Представляется возможным прочитать три искушения Христа, после их антропософской эксегезы, в контексте становления самой антропософии. Условием такого прочтения может быть понимание антропософии не как посредницы между «духовным миром» над нами и «духовной потребностью» в нас, а как самого духовного мира. Было бы странным считать философа Гегеля не творцом собственной философии, а всего лишь её «излагателем»; откуда же это антропософское простодушие, ищущее духовный мир с его центральным событием, явлением эфирного Христа, где угодно, но только не во внутреннем мире творца антропософии. Если ВОЛЕЮ Штейнера было обозначить свое присутствие в духе именем Христа, то нелепым было бы понимать это имя в индексе модальности исторически неудавшегося христианства. Между тем, до сих пор всё еще не стихают дискуссии на тему, был ли Штейнер христианином уже и в молодости или он стал им лишь после сорока (когда с глаз его слетели, так сказать, ницшевско- геккелевские шоры и он узрел, так сказать, Дамасский свет)[129]. Позиций, как и в каждом споре, здесь две: одни уверяют, что не «стал», а «был», и подкрепляют это рядом ссылок, другие, и тоже с ссылками, что не «был», а «стал», причем как от тех, так и от других, явным образом ускользает беспредметность самого спора, ибо прежде чем решить: «был» или «стал», нужно же знать, ЧЕМ «был» или «стал». Finis christianissimi: христианство в эпоху Дарвина и университетского атеизма вполне укладывается в реликтовую топику «красных книг»; ницшевское: «неприлично быть христианином», есть не выпад, а консеквенция из факта отсутствия христианства: быть христианином неприлично, поскольку быть христианином нельзя, а можно лишь выдавать себя за христианина. Чтобы БЫТЬ христианином, надо Христа, совсем как в том ставрогинском каламбуре «соуса из зайца».

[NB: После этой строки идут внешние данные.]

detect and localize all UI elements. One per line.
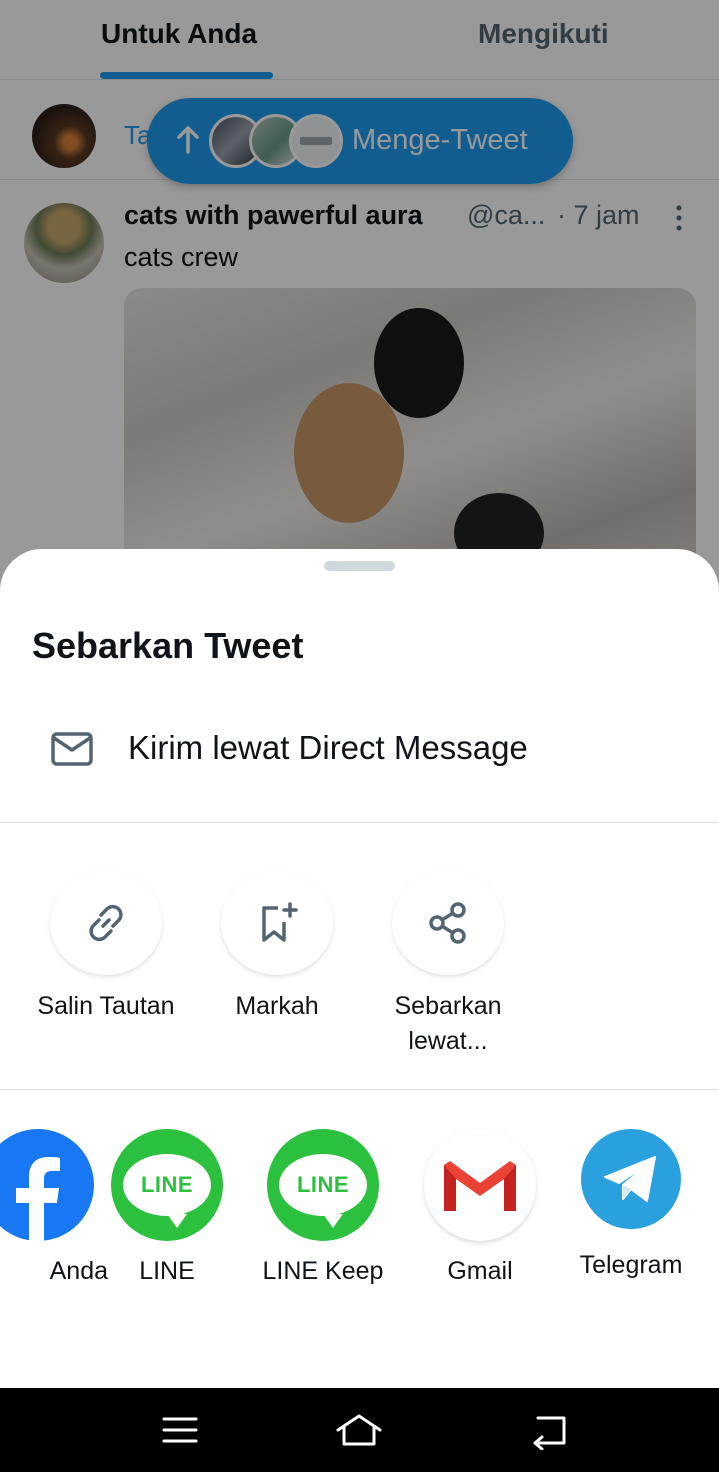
app-line-keep-label: LINE Keep <box>262 1257 384 1285</box>
share-icon <box>429 902 466 944</box>
share-sheet: Sebarkan Tweet Kirim lewat Direct Messag… <box>0 549 719 1390</box>
share-via-button[interactable]: Sebarkan lewat... <box>363 871 533 1059</box>
app-telegram[interactable]: Telegram <box>553 1129 709 1280</box>
app-gmail[interactable]: Gmail <box>402 1129 558 1286</box>
share-via-label-line1: Sebarkan <box>394 992 502 1020</box>
link-icon <box>89 904 123 942</box>
bookmark-circle <box>221 871 333 975</box>
app-gmail-label: Gmail <box>447 1257 513 1285</box>
send-via-dm-button[interactable]: Kirim lewat Direct Message <box>0 699 719 801</box>
system-navigation-bar <box>0 1388 719 1472</box>
envelope-icon <box>51 732 93 766</box>
app-line-keep[interactable]: LINE LINE Keep <box>245 1129 401 1286</box>
sheet-title: Sebarkan Tweet <box>32 625 304 666</box>
facebook-icon <box>0 1129 94 1241</box>
bookmark-label: Markah <box>235 992 319 1020</box>
send-via-dm-label: Kirim lewat Direct Message <box>128 729 528 766</box>
app-line[interactable]: LINE LINE <box>89 1129 245 1286</box>
divider <box>0 822 719 823</box>
telegram-icon <box>581 1129 681 1229</box>
divider <box>0 1089 719 1090</box>
telegram-plane-glyph <box>604 1156 656 1202</box>
bookmark-button[interactable]: Markah <box>192 871 362 1024</box>
line-icon: LINE <box>111 1129 223 1241</box>
app-line-label: LINE <box>139 1257 195 1285</box>
gmail-icon <box>424 1129 536 1241</box>
share-via-label-line2: lewat... <box>408 1027 488 1055</box>
share-via-circle <box>392 871 504 975</box>
app-telegram-label: Telegram <box>579 1251 683 1279</box>
line-logo-text: LINE <box>296 1172 350 1197</box>
line-logo-text: LINE <box>140 1172 194 1197</box>
bookmark-add-icon <box>262 902 298 942</box>
copy-link-button[interactable]: Salin Tautan <box>21 871 191 1024</box>
back-icon[interactable] <box>524 1410 574 1450</box>
line-keep-icon: LINE <box>267 1129 379 1241</box>
gmail-m-glyph <box>442 1161 518 1211</box>
line-bubble: LINE <box>279 1154 367 1228</box>
copy-link-label: Salin Tautan <box>37 992 175 1020</box>
copy-link-circle <box>50 871 162 975</box>
facebook-f-glyph <box>16 1157 60 1241</box>
home-icon[interactable] <box>334 1410 384 1450</box>
share-via-label: Sebarkan lewat... <box>363 989 533 1059</box>
line-bubble: LINE <box>123 1154 211 1228</box>
menu-icon[interactable] <box>155 1410 205 1450</box>
sheet-drag-handle[interactable] <box>324 561 395 571</box>
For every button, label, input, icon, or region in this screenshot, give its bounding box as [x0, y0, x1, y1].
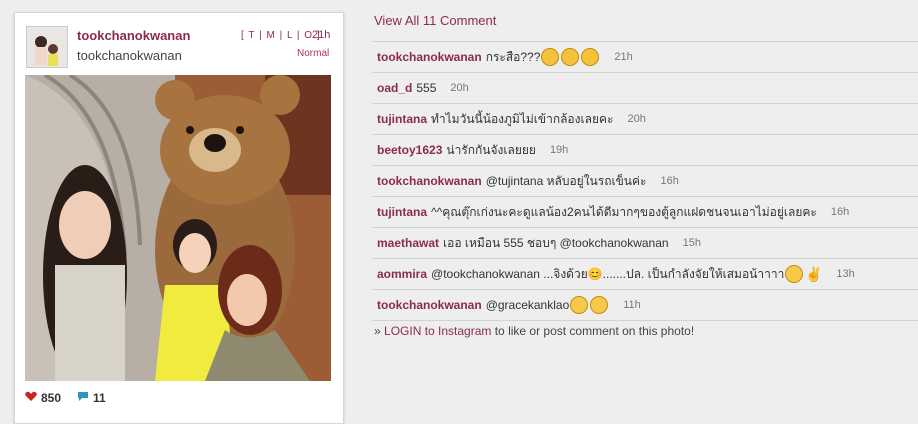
comment-row: maethawat เออ เหมือน 555 ชอบๆ @tookchanok…	[372, 227, 918, 258]
comment-text: ^^คุณตุ๊กเก่งนะคะดูแลน้อง2คนได้ดีมากๆของ…	[431, 204, 817, 219]
comment-username[interactable]: maethawat	[377, 236, 439, 250]
comment-text: @tookchanokwanan ...จิงด้วย😊.......ปล. เ…	[431, 266, 785, 281]
comment-time: 15h	[682, 237, 701, 249]
comment-text: ทำไมวันนี้น้องภูมิไม่เข้ากล้องเลยคะ	[431, 111, 614, 126]
login-prefix: »	[374, 324, 385, 338]
login-link[interactable]: LOGIN to Instagram	[384, 324, 491, 338]
post-time: 21h	[312, 29, 331, 41]
filter-name: Normal	[297, 48, 330, 59]
comment-time: 16h	[660, 175, 679, 187]
login-prompt: » LOGIN to Instagram to like or post com…	[374, 324, 694, 338]
comment-time: 20h	[450, 82, 469, 94]
comment-time: 20h	[627, 113, 646, 125]
comment-text: 555	[416, 81, 437, 95]
comment-text: @tujintana หลับอยู่ในรถเข็นค่ะ	[485, 173, 647, 188]
comment-username[interactable]: tujintana	[377, 112, 427, 126]
comment-username[interactable]: aommira	[377, 267, 427, 281]
like-count: 850	[41, 391, 62, 405]
comment-list: tookchanokwanan กระสือ??? 21h oad_d 555 20h tu…	[372, 41, 918, 321]
comment-icon[interactable]	[77, 391, 89, 405]
smile-emoji-icon	[570, 296, 589, 314]
comment-username[interactable]: oad_d	[377, 81, 412, 95]
comment-username[interactable]: tujintana	[377, 205, 427, 219]
comment-text: @gracekanklao	[485, 298, 570, 312]
comment-row: aommira @tookchanokwanan ...จิงด้วย😊.....…	[372, 258, 918, 289]
comment-text: น่ารักกันจังเลยยย	[446, 142, 536, 157]
comment-username[interactable]: tookchanokwanan	[377, 50, 482, 64]
comment-time: 16h	[830, 206, 850, 218]
shock-emoji-icon	[561, 48, 580, 66]
comment-count: 11	[93, 391, 106, 405]
heart-icon[interactable]	[25, 391, 37, 405]
post-stats: 850 11	[25, 391, 106, 405]
comment-row: beetoy1623 น่ารักกันจังเลยยย 19h	[372, 134, 918, 165]
comment-row: tookchanokwanan @tujintana หลับอยู่ในรถเข…	[372, 165, 918, 196]
comment-username[interactable]: tookchanokwanan	[377, 174, 482, 188]
post-card: tookchanokwanan tookchanokwanan [ T | M …	[14, 12, 344, 424]
comment-time: 21h	[614, 51, 633, 63]
comment-row: tookchanokwanan กระสือ??? 21h	[372, 41, 918, 72]
peace-emoji-icon: ✌	[805, 266, 823, 282]
login-suffix: to like or post comment on this photo!	[491, 324, 695, 338]
love-emoji-icon	[785, 265, 804, 283]
comment-username[interactable]: beetoy1623	[377, 143, 442, 157]
comment-text: เออ เหมือน 555 ชอบๆ @tookchanokwanan	[443, 235, 669, 250]
comment-row: tujintana ^^คุณตุ๊กเก่งนะคะดูแลน้อง2คนได้…	[372, 196, 918, 227]
share-links[interactable]: [ T | M | L | O ]	[241, 30, 321, 41]
smile-emoji-icon	[590, 296, 609, 314]
view-all-comments-link[interactable]: View All 11 Comment	[374, 13, 496, 28]
post-fullname: tookchanokwanan	[77, 48, 182, 63]
comment-row: tookchanokwanan @gracekanklao 11h	[372, 289, 918, 321]
comment-time: 19h	[549, 144, 569, 156]
comment-text: กระสือ???	[485, 49, 541, 64]
post-username[interactable]: tookchanokwanan	[77, 28, 190, 43]
comment-time: 11h	[623, 299, 641, 311]
comment-time: 13h	[836, 268, 855, 280]
comment-username[interactable]: tookchanokwanan	[377, 298, 482, 312]
comment-row: oad_d 555 20h	[372, 72, 918, 103]
shock-emoji-icon	[541, 48, 560, 66]
post-photo[interactable]	[25, 75, 331, 381]
comments-panel: View All 11 Comment tookchanokwanan กระสื…	[357, 0, 918, 409]
shock-emoji-icon	[581, 48, 600, 66]
avatar[interactable]	[26, 26, 68, 68]
comment-row: tujintana ทำไมวันนี้น้องภูมิไม่เข้ากล้องเ…	[372, 103, 918, 134]
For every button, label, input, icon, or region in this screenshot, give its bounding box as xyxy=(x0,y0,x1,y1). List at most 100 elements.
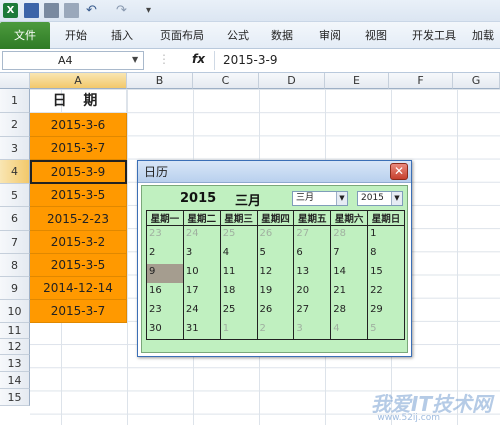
date-cell[interactable]: 2015-3-6 xyxy=(30,113,127,137)
month-select[interactable]: 三月 ▼ xyxy=(292,191,348,206)
calendar-day-other-month[interactable]: 1 xyxy=(219,320,258,340)
calendar-day-other-month[interactable]: 4 xyxy=(330,320,369,340)
column-header-e[interactable]: E xyxy=(325,73,389,89)
calendar-day[interactable]: 1 xyxy=(367,225,405,245)
calendar-day-other-month[interactable]: 28 xyxy=(330,225,369,245)
calendar-day[interactable]: 5 xyxy=(256,244,295,264)
calendar-day[interactable]: 13 xyxy=(293,263,332,283)
calendar-day-other-month[interactable]: 3 xyxy=(293,320,332,340)
row-header[interactable]: 8 xyxy=(0,254,30,277)
calendar-day[interactable]: 21 xyxy=(330,282,369,302)
calendar-day[interactable]: 25 xyxy=(219,301,258,321)
tab-home[interactable]: 开始 xyxy=(56,22,96,49)
date-cell[interactable]: 2015-3-7 xyxy=(30,300,127,323)
formula-input[interactable]: 2015-3-9 xyxy=(214,51,500,70)
column-header-g[interactable]: G xyxy=(453,73,500,89)
calendar-day[interactable]: 27 xyxy=(293,301,332,321)
row-header[interactable]: 7 xyxy=(0,231,30,254)
calendar-day-other-month[interactable]: 24 xyxy=(182,225,221,245)
calendar-day-selected[interactable]: 9 xyxy=(146,263,184,283)
tab-review[interactable]: 审阅 xyxy=(310,22,350,49)
print-icon[interactable] xyxy=(44,3,59,18)
tab-formulas[interactable]: 公式 xyxy=(220,22,256,49)
calendar-day[interactable]: 26 xyxy=(256,301,295,321)
calendar-day[interactable]: 14 xyxy=(330,263,369,283)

Нужно почувствовать внутреннюю драматику заставляющую умы занять по отношению к христианству непримиримую позицию, скажем, как в случае Эдуарда фон Гартмана, «умнейшей личности XIX века» (Штейнер о Гартмане) и авторе подчеркнуто антихристианской «Философии бессознательного», антихристианской не из персональной идиосинкразии её создателя, а из чисто фактического, индуктивного и диа- гностицируемого основания. Основание гартмановско–го бессознательного эксплицировано в сознании Рудольфа Штейнера как факт, quid facti, беспамятствa Христа в духовном[130]. Гартман считывал свою антихристианскую филосо–фию с объективного космического факта; его бессознательное есть философская идентификация Христа, как бы потерявшего в духовном мире сознание под прессом материалистических «мертвых душ». Необыкновенно значительным симптомом оказывается при этом, что «Философия бессознательного» Гартмана должна была появиться с подзаголовком, который впоследствии в измененной форме был предпослан штейнеровской «Философии свободы»: «Метафизические результаты по естественнонаучно–индуктивному методу» (у Штейнера: «Результаты наблюдения по естественнонаучному методу»). На заостренной контроверзе этих подзаголовков история западной философии могла бы осмыслить свой пятый акт, не предпочти она гартмановской божественной трагедии докучные университетские экстемпоралии. Гартман: поскольку естественнонаучно
индуктивный метод не наводит на след Бога в сознании, участь Творца мира — найти пристанище в бессознательном. Отсюда пессимизм и воля к планетарному самоубийству в «Феноменологии нравственного сознания», ибо как же можно еще сколько–нибудь разумно жить, если разум мира погрузился в бессознательное! Что философ ранга Гартмана, как и испытатель утроб ранга Достоевского, не способны найти современного им Христа иначе, чем в атмосфере беспамятства, соответственно, молчания, однозначно говорит о гипотоническом синдроме сознания эпохи. Философски вытесненный в бессознательное или деградировавший до поэзии Христос[131] едва ли мог вдохновлять более притязательные и ответственные души; с другой стороны, если души эти — пусть в иной эмблематике — не искали ничего другого, кроме возможности стать именно христианами (что значило: нести свою духовность не «с краю» и «между прочим», а в биении пульса), то сама эта возможность означала либо невозможность христианства, либо его сотворение ex nihilo. В последнем случае речь могла бы идти о таком «христианине», который не «был» христианином, но и не «стал» им, а только развил свое терминологически поначалу никак не аттестованное познание до имманентности его мировому процессу, чтобы задним числом узнать в нем того самого Духа Мира, который физически явил себя однажды в Палестине и которого верующие в него богоубийцы вогнали–таки в беспамятство.